This is a pretty good indication that there is noise in the whites. It is less definitive about the dark region because a little bit of light might be getting through and part of the peak width (i.e. distribution of values) could be film grain.

Then I did a scan and looked ad the region in the frame around the image. That region is imaging thick black plastic, so no light should be getting through. That too had some width in the distribution of values. It is also not quite definitive because the sensor could be picking up some stray light from somewhere.

All of the above were with 8 bit scans. 16 bit scans (actually 14 bit) showed the same thing.

Now, one of the criticisms that some people have leveled at CCD sensors in this class of scanner is that they have sensor noise. This is contrasted with photomultiplier tubes in drum scanners which have very low sensor noise, probably too low to detect would be my guess. If this criticism is true then when scanning a pure black region there should be a distribution of values in the region. The same goes for a pure white region or any region in between.

Now, to bring this around to something practical, there has been considerable discussion about scanning in 16 vs. 8 bit mode. In other threads I pointed out that if film grain is equivalent to about 1 bit of RMS noise (or even a little less) then 8 bit mode captures all of the useful information in the scan. The same thing applies to sensor noise. If RMS sensor noise is of the order of 1 bit then there is virtually no significant advantage to using a higher bit depth. (However, before doing any post processing in photoshop or whatever softwere there is an advantage in converting an 8 bit scan to 16 bits.)

Let me comment on dynamic range. Adding more bits does not improve dynamic range if your sensor noise is of the same order of magnitude as the least significant bit in 8 bit mode.
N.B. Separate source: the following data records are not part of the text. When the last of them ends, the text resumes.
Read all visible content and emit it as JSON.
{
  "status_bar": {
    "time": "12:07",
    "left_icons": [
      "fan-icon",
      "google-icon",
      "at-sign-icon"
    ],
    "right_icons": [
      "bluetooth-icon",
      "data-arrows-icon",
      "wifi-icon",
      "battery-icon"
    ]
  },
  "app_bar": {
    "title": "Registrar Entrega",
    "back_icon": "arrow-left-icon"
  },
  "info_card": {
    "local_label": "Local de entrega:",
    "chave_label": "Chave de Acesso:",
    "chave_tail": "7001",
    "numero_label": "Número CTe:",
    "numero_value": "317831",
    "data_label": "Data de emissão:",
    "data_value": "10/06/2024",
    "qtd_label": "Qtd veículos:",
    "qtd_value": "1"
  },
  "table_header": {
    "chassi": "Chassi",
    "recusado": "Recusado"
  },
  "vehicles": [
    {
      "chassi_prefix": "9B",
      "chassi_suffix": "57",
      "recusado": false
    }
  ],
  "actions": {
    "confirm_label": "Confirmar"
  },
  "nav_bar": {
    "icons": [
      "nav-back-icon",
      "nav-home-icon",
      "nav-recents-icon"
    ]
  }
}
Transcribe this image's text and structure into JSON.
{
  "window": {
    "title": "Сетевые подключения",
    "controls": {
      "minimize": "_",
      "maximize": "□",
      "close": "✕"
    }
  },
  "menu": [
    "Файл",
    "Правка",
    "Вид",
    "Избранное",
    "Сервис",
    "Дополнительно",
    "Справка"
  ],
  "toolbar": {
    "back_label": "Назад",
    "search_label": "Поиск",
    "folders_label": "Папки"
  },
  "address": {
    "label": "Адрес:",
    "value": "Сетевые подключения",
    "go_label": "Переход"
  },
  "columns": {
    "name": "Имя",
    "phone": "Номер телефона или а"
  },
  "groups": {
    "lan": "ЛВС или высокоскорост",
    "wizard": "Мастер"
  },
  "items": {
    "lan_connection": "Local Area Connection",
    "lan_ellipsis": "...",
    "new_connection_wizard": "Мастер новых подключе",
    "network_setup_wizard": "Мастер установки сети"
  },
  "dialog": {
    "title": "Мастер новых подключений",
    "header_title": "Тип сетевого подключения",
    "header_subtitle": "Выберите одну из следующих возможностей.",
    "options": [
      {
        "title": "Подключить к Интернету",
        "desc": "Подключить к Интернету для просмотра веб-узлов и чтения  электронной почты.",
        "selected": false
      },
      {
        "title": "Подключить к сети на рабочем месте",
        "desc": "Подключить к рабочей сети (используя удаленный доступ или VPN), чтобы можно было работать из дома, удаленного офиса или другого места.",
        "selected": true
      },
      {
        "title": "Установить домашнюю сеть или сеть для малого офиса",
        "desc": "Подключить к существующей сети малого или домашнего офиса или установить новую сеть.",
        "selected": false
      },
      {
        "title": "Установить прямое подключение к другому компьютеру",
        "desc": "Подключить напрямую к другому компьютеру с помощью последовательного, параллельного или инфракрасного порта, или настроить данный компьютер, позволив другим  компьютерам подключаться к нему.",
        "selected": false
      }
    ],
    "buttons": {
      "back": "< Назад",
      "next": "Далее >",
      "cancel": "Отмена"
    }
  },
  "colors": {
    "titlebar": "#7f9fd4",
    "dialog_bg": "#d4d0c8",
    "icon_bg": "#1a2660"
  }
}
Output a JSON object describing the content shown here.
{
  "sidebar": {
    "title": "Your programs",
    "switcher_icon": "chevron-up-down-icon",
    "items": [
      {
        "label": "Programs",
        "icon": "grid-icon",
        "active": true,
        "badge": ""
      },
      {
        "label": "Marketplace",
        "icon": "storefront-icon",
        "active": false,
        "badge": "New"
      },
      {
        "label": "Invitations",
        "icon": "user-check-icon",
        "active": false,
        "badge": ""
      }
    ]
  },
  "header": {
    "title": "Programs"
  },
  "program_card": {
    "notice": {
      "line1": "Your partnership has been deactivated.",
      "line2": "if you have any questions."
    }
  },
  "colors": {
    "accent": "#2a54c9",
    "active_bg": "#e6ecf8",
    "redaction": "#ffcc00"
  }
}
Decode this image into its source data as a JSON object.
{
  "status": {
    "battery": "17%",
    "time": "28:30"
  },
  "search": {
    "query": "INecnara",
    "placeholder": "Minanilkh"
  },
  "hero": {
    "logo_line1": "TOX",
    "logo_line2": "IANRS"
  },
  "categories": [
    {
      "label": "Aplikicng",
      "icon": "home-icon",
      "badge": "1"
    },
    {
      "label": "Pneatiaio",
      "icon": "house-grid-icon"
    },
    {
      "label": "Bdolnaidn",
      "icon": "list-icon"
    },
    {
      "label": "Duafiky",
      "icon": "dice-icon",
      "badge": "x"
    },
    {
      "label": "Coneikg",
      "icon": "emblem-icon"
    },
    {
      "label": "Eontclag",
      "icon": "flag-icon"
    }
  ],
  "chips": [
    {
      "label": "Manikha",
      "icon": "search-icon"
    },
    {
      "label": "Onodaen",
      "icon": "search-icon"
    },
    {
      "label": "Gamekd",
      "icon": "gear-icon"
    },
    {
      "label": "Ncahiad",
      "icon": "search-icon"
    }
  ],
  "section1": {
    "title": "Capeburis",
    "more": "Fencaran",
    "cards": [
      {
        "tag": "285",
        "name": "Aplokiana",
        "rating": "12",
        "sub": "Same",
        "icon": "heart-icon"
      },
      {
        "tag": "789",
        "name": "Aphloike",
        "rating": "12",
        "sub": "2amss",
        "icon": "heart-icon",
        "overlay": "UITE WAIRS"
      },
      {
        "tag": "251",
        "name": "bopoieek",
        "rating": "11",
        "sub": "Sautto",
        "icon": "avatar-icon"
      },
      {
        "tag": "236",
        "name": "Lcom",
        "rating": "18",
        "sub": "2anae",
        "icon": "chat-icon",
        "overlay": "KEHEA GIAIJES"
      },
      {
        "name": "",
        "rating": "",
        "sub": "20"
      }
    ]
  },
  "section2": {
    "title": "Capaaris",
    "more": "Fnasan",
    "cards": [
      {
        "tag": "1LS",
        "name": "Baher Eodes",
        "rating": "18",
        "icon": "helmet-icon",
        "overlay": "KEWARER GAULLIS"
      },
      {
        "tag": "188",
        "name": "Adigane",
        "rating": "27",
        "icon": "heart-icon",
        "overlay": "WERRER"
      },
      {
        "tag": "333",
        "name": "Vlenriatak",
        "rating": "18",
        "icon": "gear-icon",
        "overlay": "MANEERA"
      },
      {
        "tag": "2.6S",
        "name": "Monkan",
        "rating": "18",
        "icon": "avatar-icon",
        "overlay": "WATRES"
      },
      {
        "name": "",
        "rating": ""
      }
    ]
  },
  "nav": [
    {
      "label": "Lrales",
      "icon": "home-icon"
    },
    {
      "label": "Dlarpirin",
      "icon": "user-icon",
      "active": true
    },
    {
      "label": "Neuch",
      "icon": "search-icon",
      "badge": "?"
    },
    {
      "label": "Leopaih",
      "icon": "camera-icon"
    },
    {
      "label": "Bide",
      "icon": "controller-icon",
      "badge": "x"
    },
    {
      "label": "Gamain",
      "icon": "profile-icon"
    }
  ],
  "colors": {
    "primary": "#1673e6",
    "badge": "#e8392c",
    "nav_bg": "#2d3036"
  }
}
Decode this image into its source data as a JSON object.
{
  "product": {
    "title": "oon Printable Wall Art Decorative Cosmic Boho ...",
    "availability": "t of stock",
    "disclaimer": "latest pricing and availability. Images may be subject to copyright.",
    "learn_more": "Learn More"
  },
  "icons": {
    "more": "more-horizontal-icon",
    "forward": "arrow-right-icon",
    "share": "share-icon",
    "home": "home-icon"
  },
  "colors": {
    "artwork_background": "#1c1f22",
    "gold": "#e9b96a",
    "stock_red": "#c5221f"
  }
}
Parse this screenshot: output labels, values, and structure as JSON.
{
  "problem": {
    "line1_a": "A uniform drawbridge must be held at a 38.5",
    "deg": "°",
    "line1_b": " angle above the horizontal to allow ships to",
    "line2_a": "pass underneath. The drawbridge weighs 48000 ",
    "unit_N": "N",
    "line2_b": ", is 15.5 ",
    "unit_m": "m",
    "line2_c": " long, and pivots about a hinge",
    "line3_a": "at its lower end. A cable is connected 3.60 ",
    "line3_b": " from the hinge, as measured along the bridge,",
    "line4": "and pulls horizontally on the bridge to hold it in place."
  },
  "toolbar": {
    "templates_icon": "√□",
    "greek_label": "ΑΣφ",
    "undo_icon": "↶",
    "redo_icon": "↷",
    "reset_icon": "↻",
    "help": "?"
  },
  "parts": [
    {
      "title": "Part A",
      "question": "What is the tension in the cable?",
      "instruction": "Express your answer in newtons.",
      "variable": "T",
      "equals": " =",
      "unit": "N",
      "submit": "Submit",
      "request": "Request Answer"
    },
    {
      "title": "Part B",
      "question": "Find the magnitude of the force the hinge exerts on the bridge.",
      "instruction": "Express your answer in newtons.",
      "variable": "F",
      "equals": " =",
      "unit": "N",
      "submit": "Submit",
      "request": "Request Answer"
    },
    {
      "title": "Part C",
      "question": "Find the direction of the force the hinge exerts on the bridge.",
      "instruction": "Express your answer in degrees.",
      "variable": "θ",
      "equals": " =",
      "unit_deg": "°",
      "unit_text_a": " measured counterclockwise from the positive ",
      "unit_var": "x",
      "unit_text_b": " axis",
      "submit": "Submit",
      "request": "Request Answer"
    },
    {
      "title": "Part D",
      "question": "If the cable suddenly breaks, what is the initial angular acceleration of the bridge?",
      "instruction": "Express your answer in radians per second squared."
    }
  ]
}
This all comes back to the question of just how much sensor noise there is in a scanner. If the sensor noise (actually, sensor noise plus film grain combined) is much less than a 1 bit step of an 8 bit analog to digital converter then there is an advantage to scanning in 16 bit mode. If the sensor noise is roughly comparable to a 1 bit step of an 8 bit ADC (or worse) then there is no significant advantage to stepping up to 16 bit mode when scanning. Hence, there is a good reason for trying to determine how much sensor noise a given scanner has.

 

[Ted Baker]

All of the above were with 8 bit scans. 16 bit scans (actually 14 bit) showed the same thing.

What method did you use to make an 8Bit scan? i.e. how did you take output from your scanner which may have a 14bit A/D to convert it 8Bits?

 

[Patrick Robert James]

Sorry I didn't read all of your last post. Not enough coffee today.

I am guessing your problem is flare from dust or the lens or sensor is dirty. These days I use a Nikon 4000 and I have to clean it every now and then. The difference can be startling after it is cleaned. I've never had any issues with clean scanners. Keep in mind the scanner is probably at east 15 years old.

If you are concerned about sensor noise, use multisampling in software if you have it which will deliver a clean file. Vuescan does it if the Canon software doesn't.

I scanned this on a Canon 4000 many years ago, and processed the image in Photoshop 4. I tried to improve it once a couple years ago with a scan on my Nikon and modern software, but couldn't. The Canon is an excellent scanner.

Hope that helps you.

 

[alanrockwood]

What method did you use to make an 8Bit scan? i.e. how did you take output from your scanner which may have a 14bit A/D to convert it 8Bits?

Using Vuescan I can set the acquisition to 8 bit or 16 bit. No doubt the hardware of the FS4000us scanner uses a 14bit ADC and converts the result to 8 bit before storing the data. For example, if the 14 bit binary number from the ADC were 11111011011110 it would be converted
to 11111011 in 8 bit mode for storage. In 16 bit mode the same number would be stored as 1111101101111000.

 

[alanrockwood]

Sorry I didn't read all of your last post. Not enough coffee today.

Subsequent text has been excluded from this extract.